Run individual `/review-*` skills directly when you want a single dimension audited; run `/lead-review` when you want comprehensive coverage unattended.

**Relationship to `/implement-project`:**

Natural composition: `/lead-review` (tickets ON) produces a comprehensive backlog → `/implement-project` works through the backlog. `/lead-review` is the planning half; `/implement-project` is the execution half.

**Relationship to `/lead-refactor`:**

`/lead-refactor` runs `/review-arch` internally (within Phase 2). Operators who want both can run `/lead-review` (broad audit with backlog) and then `/lead-refactor` (deep refactor sweep), but the architectural review will run twice. For efficiency: pick one based on goal — `/lead-review` for evaluation across all dimensions, `/lead-refactor` for change-oriented cleanup.

**Relationship to `/lead-bug-hunt`:**

Sibling orchestrator. `/lead-bug-hunt` is bug-elimination-specific; `/lead-review` is multi-dimensional review. Both follow the orchestrator-family contract (auto-approval of sub-skill tickets, severity floor, andon protocol).

**Relationship to `/lead-project`:**

`/lead-project` is the broadest orchestrator — it takes open-ended commander's intent and decides which skills to invoke. `/lead-project` may invoke `/lead-review` near the end of a run as a comprehensive validation pass, or invoke individual `/review-*` skills earlier when specific concerns arise.

**Out-of-axis skills:**

`/tidy-docs` is not in this skill's repertoire.

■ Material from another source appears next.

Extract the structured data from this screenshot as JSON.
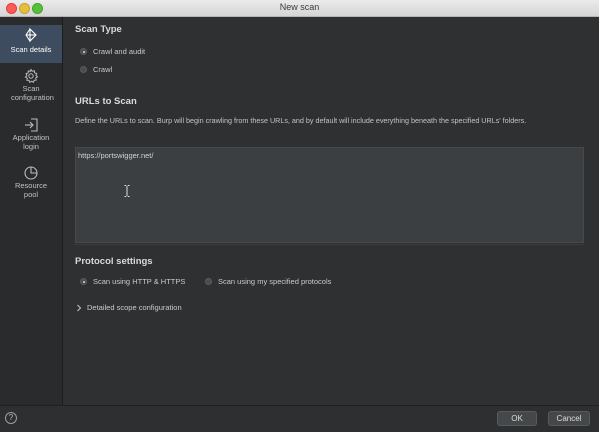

It is a `/tidy-*` (mechanical mutations), not a `/review-*` (advisory). Including it would muddy `/lead-review`'s contract — operators in tickets-OFF mode expect "evaluation only, no tree mutations," and `/tidy-docs` would commit doc changes. Run `/tidy-docs` separately after `/lead-review` if you want doc tidying.

Other out-of-axis skills: `/scope-*`, `/test-mutation`, `/tidy-git`, `/bug-*`, `/refactor`, `/implement-*`. If your goal mixes review with implementation or refactoring, use `/lead-project` instead, or chain `/lead-review` with `/implement-project` / `/lead-refactor`.